Saturday, December 31, 2005

Mao Zedong's quote in "One Billion Customers"

James McGregor, a journalist-turned-businessman, parlayed his limited experience in China into a book on doing business in China, One Billion Customers, a best seller in 2005 as reported in the Wall Street Journal. Being more a journalist than an executive, he cannot, somehow, leave sensationalism at home, but indulges in exaggeration and misrepresentation. In one passage, McGregor quotes a saying, said to be from the Qing Dynasty, that was favored by Mao Zedong.
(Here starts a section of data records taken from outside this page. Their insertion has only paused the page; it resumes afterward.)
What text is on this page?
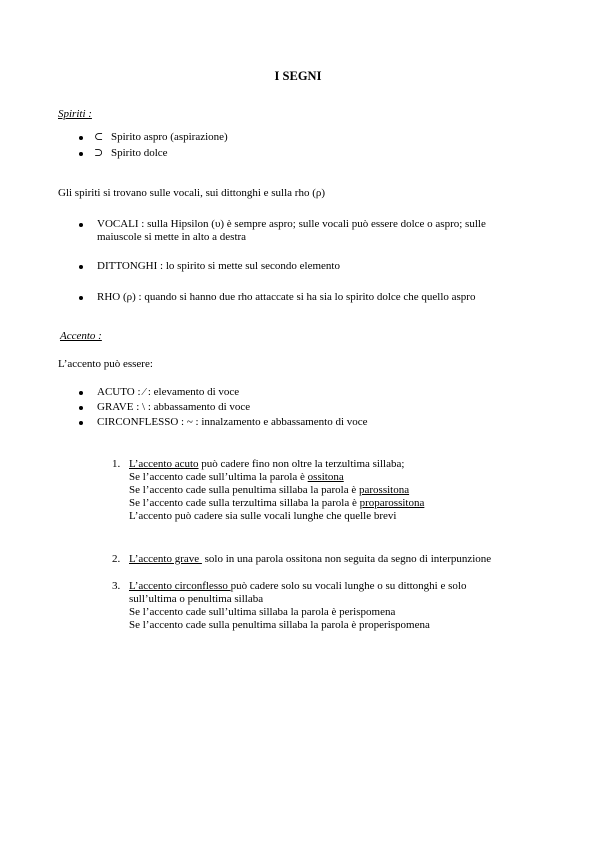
I SEGNI
Spiriti :
⊂ Spirito aspro (aspirazione)
⊃ Spirito dolce
Gli spiriti si trovano sulle vocali, sui dittonghi e sulla rho (ρ)
VOCALI : sulla Hipsilon (υ) è sempre aspro; sulle vocali può essere dolce o aspro; sulle
maiuscole si mette in alto a destra
DITTONGHI : lo spirito si mette sul secondo elemento
RHO (ρ) : quando si hanno due rho attaccate si ha sia lo spirito dolce che quello aspro
Accento :
L’accento può essere:
ACUTO : ⁄ : elevamento di voce
GRAVE : \ : abbassamento di voce
CIRCONFLESSO : ~ : innalzamento e abbassamento di voce
1. L’accento acuto può cadere fino non oltre la terzultima sillaba;
Se l’accento cade sull’ultima la parola è ossitona
Se l’accento cade sulla penultima sillaba la parola è parossitona
Se l’accento cade sulla terzultima sillaba la parola è proparossitona
L’accento può cadere sia sulle vocali lunghe che quelle brevi
2. L’accento grave  solo in una parola ossitona non seguita da segno di interpunzione
3. L’accento circonflesso può cadere solo su vocali lunghe o su dittonghi e solo
sull’ultima o penultima sillaba
Se l’accento cade sull’ultima sillaba la parola è perispomena
Se l’accento cade sulla penultima sillaba la parola è properispomena
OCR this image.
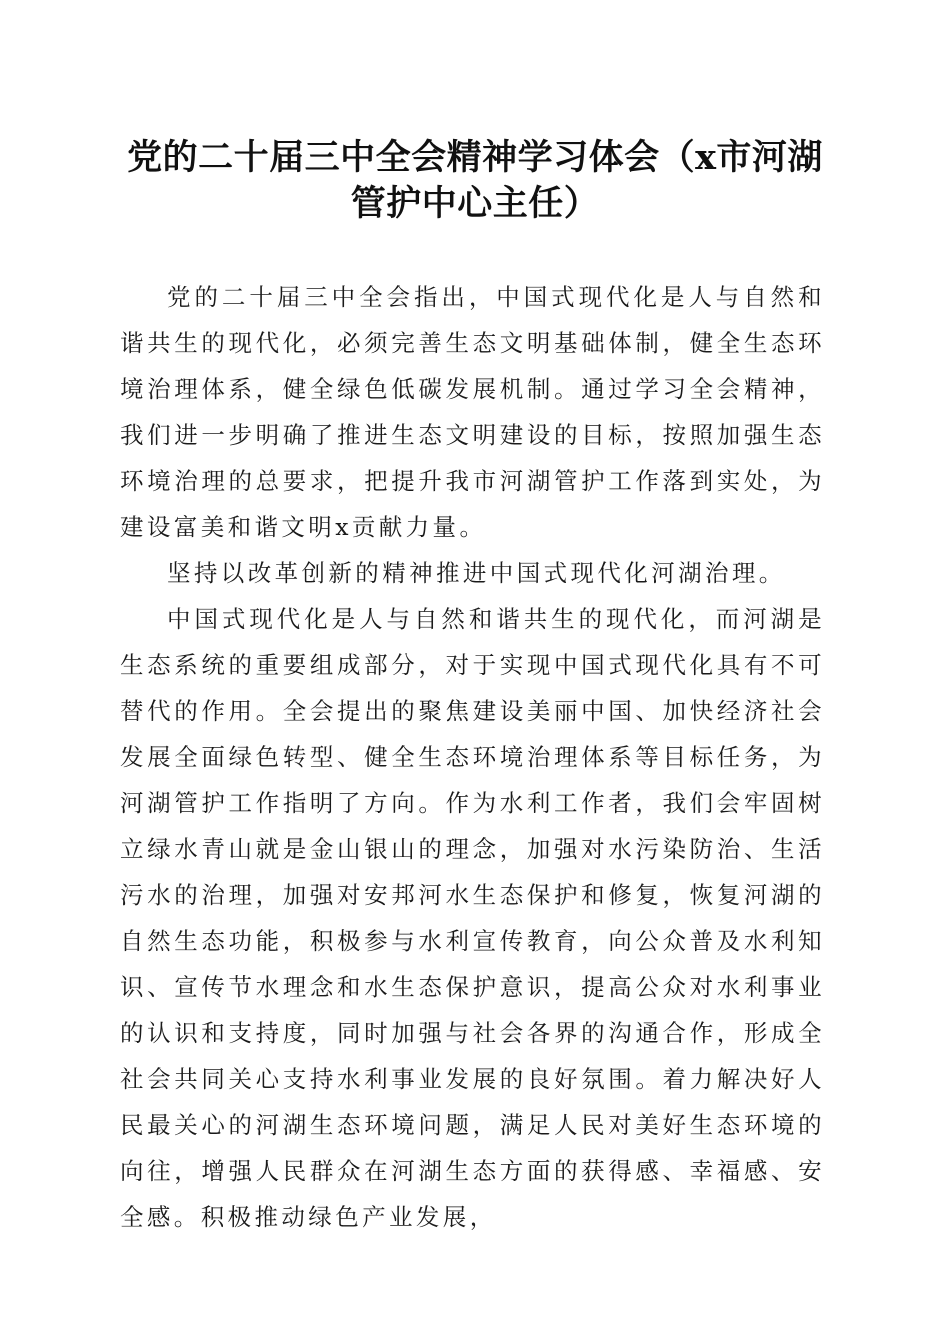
党的二十届三中全会精神学习体会（x市河湖管护中心主任）

党的二十届三中全会指出，中国式现代化是人与自然和谐共生的现代化，必须完善生态文明基础体制，健全生态环境治理体系，健全绿色低碳发展机制。通过学习全会精神，我们进一步明确了推进生态文明建设的目标，按照加强生态环境治理的总要求，把提升我市河湖管护工作落到实处，为建设富美和谐文明x贡献力量。

坚持以改革创新的精神推进中国式现代化河湖治理。

中国式现代化是人与自然和谐共生的现代化，而河湖是生态系统的重要组成部分，对于实现中国式现代化具有不可替代的作用。全会提出的聚焦建设美丽中国、加快经济社会发展全面绿色转型、健全生态环境治理体系等目标任务，为河湖管护工作指明了方向。作为水利工作者，我们会牢固树立绿水青山就是金山银山的理念，加强对水污染防治、生活污水的治理，加强对安邦河水生态保护和修复，恢复河湖的自然生态功能，积极参与水利宣传教育，向公众普及水利知识、宣传节水理念和水生态保护意识，提高公众对水利事业的认识和支持度，同时加强与社会各界的沟通合作，形成全社会共同关心支持水利事业发展的良好氛围。着力解决好人民最关心的河湖生态环境问题，满足人民对美好生态环境的向往，增强人民群众在河湖生态方面的获得感、幸福感、安全感。积极推动绿色产业发展，
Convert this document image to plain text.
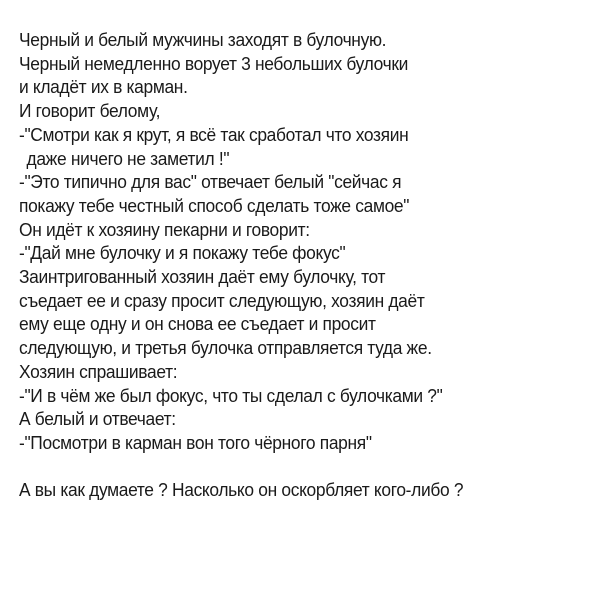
Черный и белый мужчины заходят в булочную.
Черный немедленно ворует 3 небольших булочки
и кладёт их в карман.
И говорит белому,
-"Смотри как я крут, я всё так сработал что хозяин
даже ничего не заметил !"
-"Это типично для вас" отвечает белый "сейчас я
покажу тебе честный способ сделать тоже самое"
Он идёт к хозяину пекарни и говорит:
-"Дай мне булочку и я покажу тебе фокус"
Заинтригованный хозяин даёт ему булочку, тот
съедает ее и сразу просит следующую, хозяин даёт
ему еще одну и он снова ее съедает и просит
следующую, и третья булочка отправляется туда же.
Хозяин спрашивает:
-"И в чём же был фокус, что ты сделал с булочками ?"
А белый и отвечает:
-"Посмотри в карман вон того чёрного парня"
А вы как думаете ? Насколько он оскорбляет кого-либо ?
McGregor, not known to have a command in Chinese, "translates" it as "Make the past serve the present, make foreign things serve China."
To my knowledge, this saying, well known in China, came into being during the May 4th movement, byHu Shih (who later served as China's ambassador to USA) and his friends. I probably would translate it as "Apply the past to benefit the present; apply western [methodology] to benefit China." The past in this quotation refers to history; what is wrong with learning from history, particularly from one that is as long and as rich as China's? The western in this quotation refers to western methodology in science, which China lacked -- not things, which China, then and now, had plenty. Perhaps McGregor had in mind things like opium and gunboats, which did serve China, albeit in a negative way, to humiliate China, not to benefit her.